İlk dönemlerde cumhuriyet rejimi; laik hukuk sistemi, kuvvetler birliği ve görev ayrılığına dayanan devletçi sistemi özellikleriyle Osmanlı Devleti yönetim şeklinden ayrılmış oldu.

     1921 Anayasası’nda benimsenen “güçler birliği” yeni yasada güçler ayrılığına gidildi. Devlet sisteminin Cumhuriyet olduğu benimsendi. 

Milli irade ve milli egemenlik ilkesi esas alındı.

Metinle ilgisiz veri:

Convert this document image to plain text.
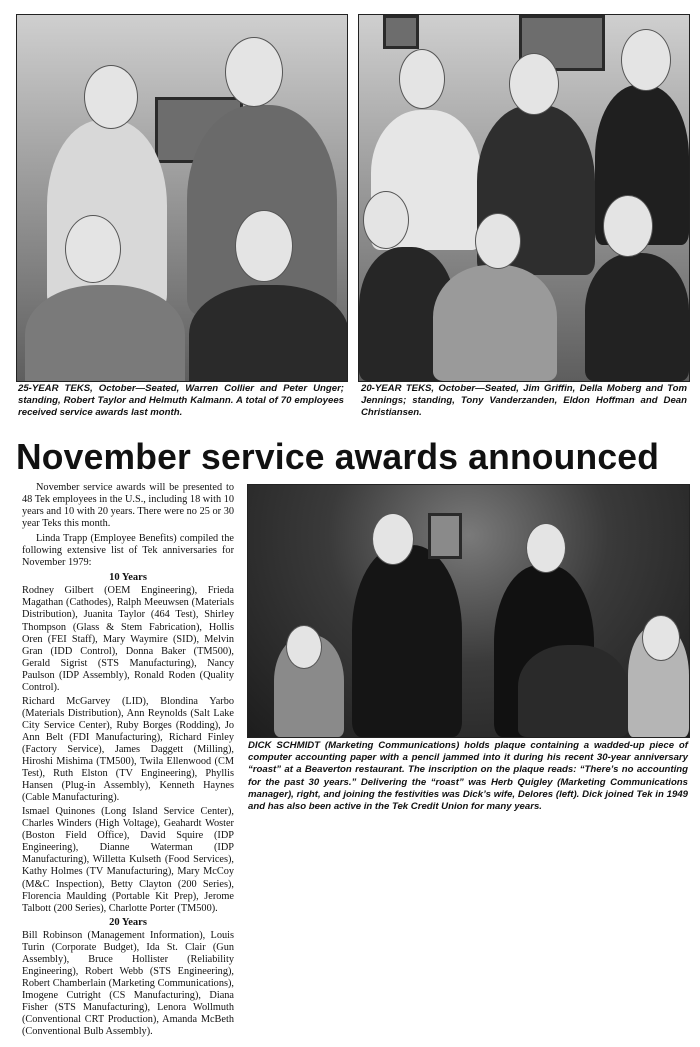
25-YEAR TEKS, October—Seated, Warren Collier and Peter Unger; standing, Robert Taylor and Helmuth Kalmann. A total of 70 employees received service awards last month.

20-YEAR TEKS, October—Seated, Jim Griffin, Della Moberg and Tom Jennings; standing, Tony Vanderzanden, Eldon Hoffman and Dean Christiansen.

November service awards announced

DICK SCHMIDT (Marketing Communications) holds plaque containing a wadded-up piece of computer accounting paper with a pencil jammed into it during his recent 30-year anniversary “roast” at a Beaverton restaurant. The inscription on the plaque reads: “There’s no accounting for the past 30 years.” Delivering the “roast” was Herb Quigley (Marketing Communications manager), right, and joining the festivities was Dick’s wife, Delores (left). Dick joined Tek in 1949 and has also been active in the Tek Credit Union for many years.

November service awards will be presented to 48 Tek employees in the U.S., including 18 with 10 years and 10 with 20 years. There were no 25 or 30 year Teks this month.

Linda Trapp (Employee Benefits) compiled the following extensive list of Tek anniversaries for November 1979:

10 Years

Rodney Gilbert (OEM Engineering), Frieda Magathan (Cathodes), Ralph Meeuwsen (Materials Distribution), Juanita Taylor (464 Test), Shirley Thompson (Glass & Stem Fabrication), Hollis Oren (FEI Staff), Mary Waymire (SID), Melvin Gran (IDD Control), Donna Baker (TM500), Gerald Sigrist (STS Manufacturing), Nancy Paulson (IDP Assembly), Ronald Roden (Quality Control).

Richard McGarvey (LID), Blondina Yarbo (Materials Distribution), Ann Reynolds (Salt Lake City Service Center), Ruby Borges (Rodding), Jo Ann Belt (FDI Manufacturing), Richard Finley (Factory Service), James Daggett (Milling), Hiroshi Mishima (TM500), Twila Ellenwood (CM Test), Ruth Elston (TV Engineering), Phyllis Hansen (Plug-in Assembly), Kenneth Haynes (Cable Manufacturing).

Ismael Quinones (Long Island Service Center), Charles Winders (High Voltage), Geahardt Woster (Boston Field Office), David Squire (IDP Engineering), Dianne Waterman (IDP Manufacturing), Willetta Kulseth (Food Services), Kathy Holmes (TV Manufacturing), Mary McCoy (M&C Inspection), Betty Clayton (200 Series), Florencia Maulding (Portable Kit Prep), Jerome Talbott (200 Series), Charlotte Porter (TM500).

20 Years

Bill Robinson (Management Information), Louis Turin (Corporate Budget), Ida St. Clair (Gun Assembly), Bruce Hollister (Reliability Engineering), Robert Webb (STS Engineering), Robert Chamberlain (Marketing Communications), Imogene Cutright (CS Manufacturing), Diana Fisher (STS Manufacturing), Lenora Wollmuth (Conventional CRT Production), Amanda McBeth (Conventional Bulb Assembly).
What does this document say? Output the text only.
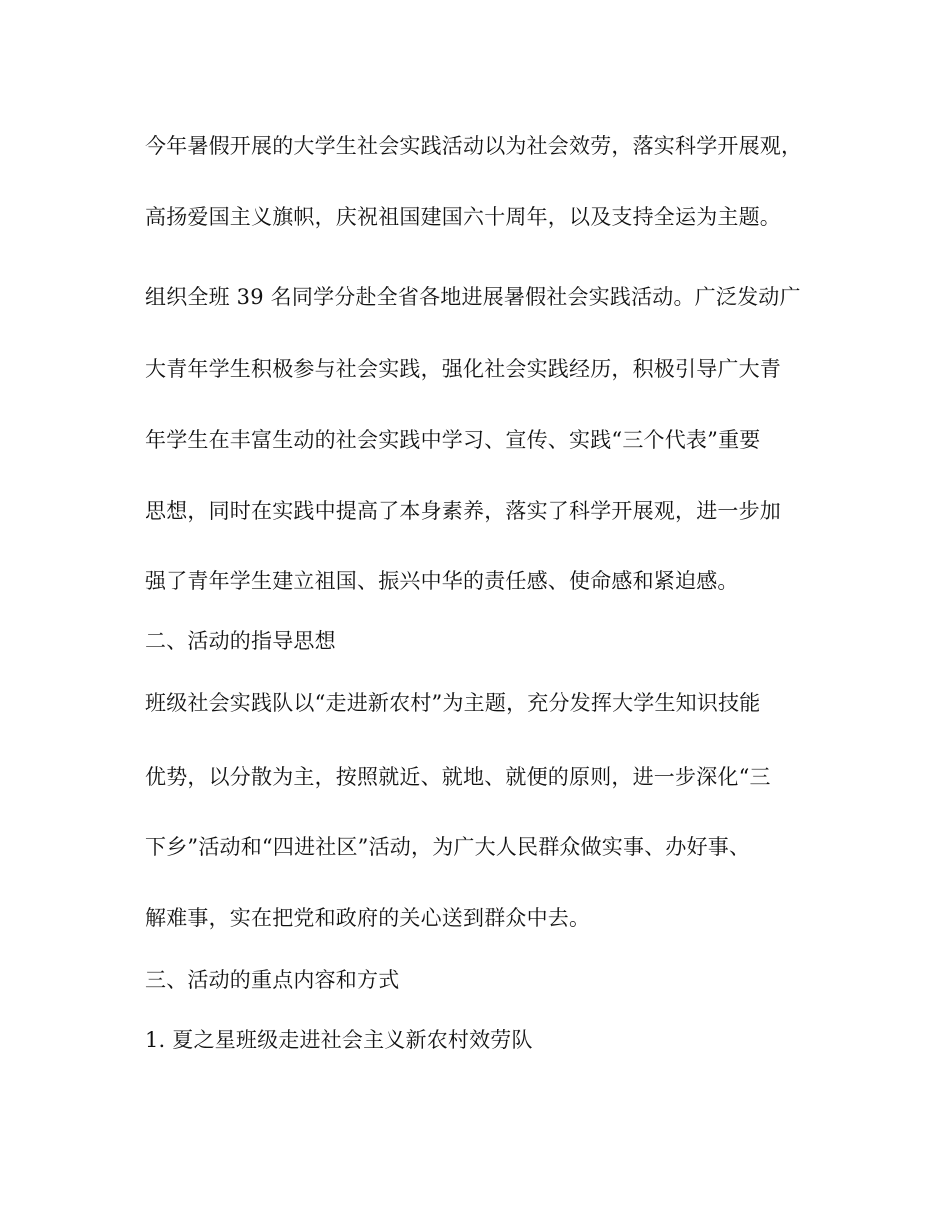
今年暑假开展的大学生社会实践活动以为社会效劳，落实科学开展观，
高扬爱国主义旗帜，庆祝祖国建国六十周年，以及支持全运为主题。
组织全班 39 名同学分赴全省各地进展暑假社会实践活动。广泛发动广
大青年学生积极参与社会实践，强化社会实践经历，积极引导广大青
年学生在丰富生动的社会实践中学习、宣传、实践“三个代表”重要
思想，同时在实践中提高了本身素养，落实了科学开展观，进一步加
强了青年学生建立祖国、振兴中华的责任感、使命感和紧迫感。
二、活动的指导思想
班级社会实践队以“走进新农村”为主题，充分发挥大学生知识技能
优势，以分散为主，按照就近、就地、就便的原则，进一步深化“三
下乡”活动和“四进社区”活动，为广大人民群众做实事、办好事、
解难事，实在把党和政府的关心送到群众中去。
三、活动的重点内容和方式
1. 夏之星班级走进社会主义新农村效劳队
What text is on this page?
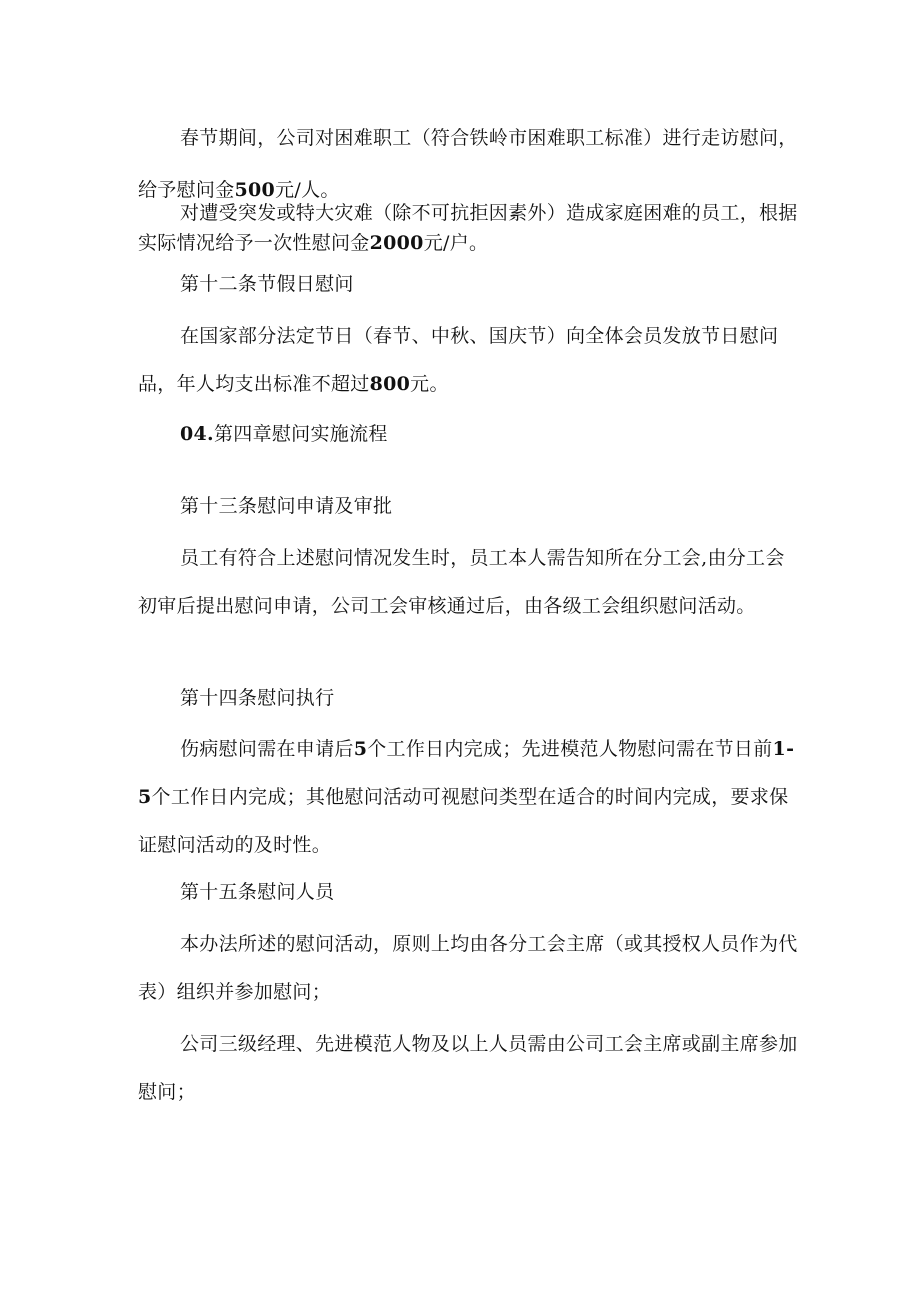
春节期间，公司对困难职工（符合铁岭市困难职工标准）进行走访慰问，给予慰问金500元/人。

对遭受突发或特大灾难（除不可抗拒因素外）造成家庭困难的员工，根据实际情况给予一次性慰问金2000元/户。

第十二条节假日慰问

在国家部分法定节日（春节、中秋、国庆节）向全体会员发放节日慰问品，年人均支出标准不超过800元。

04.第四章慰问实施流程

第十三条慰问申请及审批

员工有符合上述慰问情况发生时，员工本人需告知所在分工会,由分工会初审后提出慰问申请，公司工会审核通过后，由各级工会组织慰问活动。

第十四条慰问执行

伤病慰问需在申请后5个工作日内完成；先进模范人物慰问需在节日前1-5个工作日内完成；其他慰问活动可视慰问类型在适合的时间内完成，要求保证慰问活动的及时性。

第十五条慰问人员

本办法所述的慰问活动，原则上均由各分工会主席（或其授权人员作为代表）组织并参加慰问；

公司三级经理、先进模范人物及以上人员需由公司工会主席或副主席参加慰问；
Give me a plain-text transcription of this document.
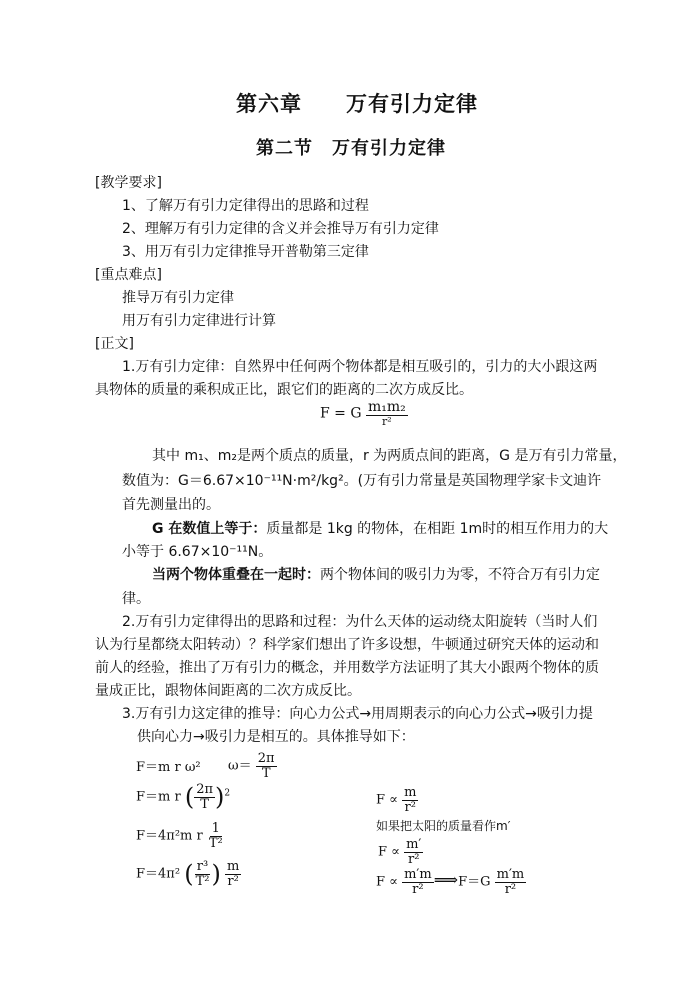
第六章　　万有引力定律
第二节　万有引力定律
[教学要求]
1、了解万有引力定律得出的思路和过程
2、理解万有引力定律的含义并会推导万有引力定律
3、用万有引力定律推导开普勒第三定律
[重点难点]
推导万有引力定律
用万有引力定律进行计算
[正文]
1.万有引力定律：自然界中任何两个物体都是相互吸引的，引力的大小跟这两
具物体的质量的乘积成正比，跟它们的距离的二次方成反比。
F = G $\frac{\text{m₁m₂}}{\text{r²}}$
其中 m₁、m₂是两个质点的质量，r 为两质点间的距离，G 是万有引力常量，
数值为：G＝6.67×10⁻¹¹N·m²/kg²。(万有引力常量是英国物理学家卡文迪许
首先测量出的。
G 在数值上等于：质量都是 1kg 的物体，在相距 1m时的相互作用力的大
小等于 6.67×10⁻¹¹N。
当两个物体重叠在一起时：两个物体间的吸引力为零，不符合万有引力定
律。
2.万有引力定律得出的思路和过程：为什么天体的运动绕太阳旋转（当时人们
认为行星都绕太阳转动）？科学家们想出了许多设想，牛顿通过研究天体的运动和
前人的经验，推出了万有引力的概念，并用数学方法证明了其大小跟两个物体的质
量成正比，跟物体间距离的二次方成反比。
3.万有引力这定律的推导：向心力公式→用周期表示的向心力公式→吸引力提
供向心力→吸引力是相互的。具体推导如下：
F＝m r ω² $\omega= \frac{2\pi}{T}$
F＝m r ( $\frac{2\pi}{T} )^2$
F＝4π²m r $\frac{1}{\text{T²}}$
F＝4π² ( $\frac{\text{r³}}{\text{T²}}$ ) $\frac{m}{\text{r²}}$
$F \propto \frac{m}{\text{r²}}$
如果把太阳的质量看作m′
$F \propto \frac{m'}{\text{r²}}$
$F \propto \frac{m'm}{\text{r²}}$ ⟹F＝G $\frac{m'm}{\text{r²}}$
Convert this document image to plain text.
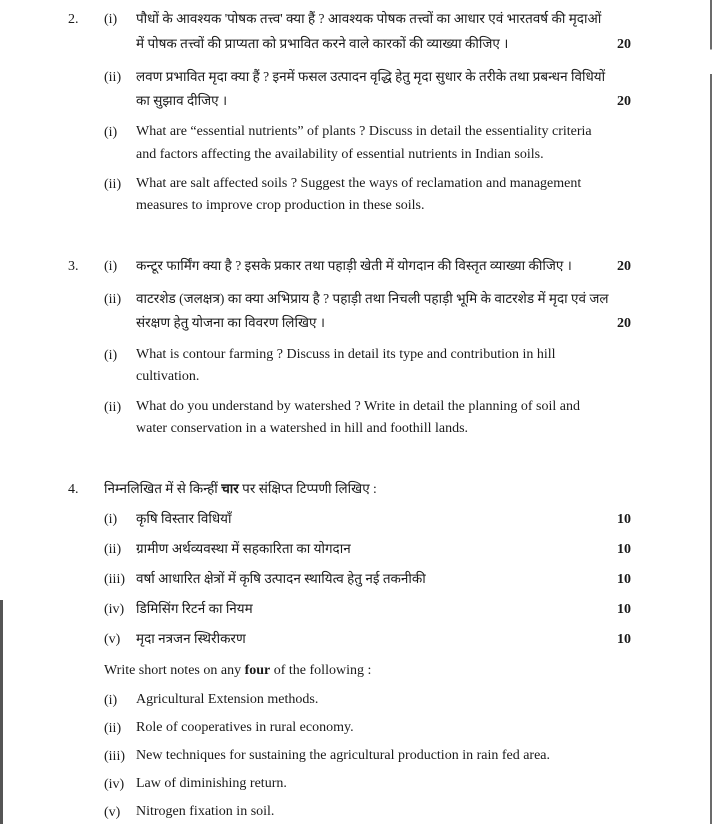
2. (i) पौधों के आवश्यक 'पोषक तत्त्व' क्या हैं ? आवश्यक पोषक तत्त्वों का आधार एवं भारतवर्ष की मृदाओं
में पोषक तत्त्वों की प्राप्यता को प्रभावित करने वाले कारकों की व्याख्या कीजिए ।	20
(ii) लवण प्रभावित मृदा क्या हैं ? इनमें फसल उत्पादन वृद्धि हेतु मृदा सुधार के तरीके तथा प्रबन्धन विधियों
का सुझाव दीजिए ।	20
(i) What are “essential nutrients” of plants ? Discuss in detail the essentiality criteria
and factors affecting the availability of essential nutrients in Indian soils.
(ii) What are salt affected soils ? Suggest the ways of reclamation and management
measures to improve crop production in these soils.
3. (i) कन्टूर फार्मिंग क्या है ? इसके प्रकार तथा पहाड़ी खेती में योगदान की विस्तृत व्याख्या कीजिए ।	20
(ii) वाटरशेड (जलक्षत्र) का क्या अभिप्राय है ? पहाड़ी तथा निचली पहाड़ी भूमि के वाटरशेड में मृदा एवं जल
संरक्षण हेतु योजना का विवरण लिखिए ।	20
(i) What is contour farming ? Discuss in detail its type and contribution in hill
cultivation.
(ii) What do you understand by watershed ? Write in detail the planning of soil and
water conservation in a watershed in hill and foothill lands.
4. निम्नलिखित में से किन्हीं चार पर संक्षिप्त टिप्पणी लिखिए :
(i) कृषि विस्तार विधियाँ	10
(ii) ग्रामीण अर्थव्यवस्था में सहकारिता का योगदान	10
(iii) वर्षा आधारित क्षेत्रों में कृषि उत्पादन स्थायित्व हेतु नई तकनीकी	10
(iv) डिमिसिंग रिटर्न का नियम	10
(v) मृदा नत्रजन स्थिरीकरण	10
Write short notes on any four of the following :
(i) Agricultural Extension methods.
(ii) Role of cooperatives in rural economy.
(iii) New techniques for sustaining the agricultural production in rain fed area.
(iv) Law of diminishing return.
(v) Nitrogen fixation in soil.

      Hâkimiyetin kayıtsız ve şartsız millete ait olduğunu ve milletin tek temsilcisinin TBMM olduğunu hükme bağlayarak monarşi ve saltanat statüsüne son vermiştir. 

Nisan 1928’de çıkarılan bir kanunla “ Devletin dini İslam’dır.”, “Hükümleri anayasadan çıkarılarak laik devlet düzenine geçildi. 

      1937’de Atatürk İlkeleri anayasaya girerek Türkiye Devleti’nin “Cumhuriyetçi, milliyetçi, halkçı, devletçi, laik ve inkılâpçı” olduğu belirtildi. 

     1924’te Terakkiperver Cumhuriyet Fırkası ve 1930’da Serbest Cumhuriyet Fırkası  kurularak çok partili hayata  geçiş yapmak istendiyse de bunda pek başarılı olunamadı. 

      Yeni kanunda Türk kadınlarına 1930’da belediye seçimlerine, 1934’de de milletvekili seçme ve seçilme hakkı tanıdı.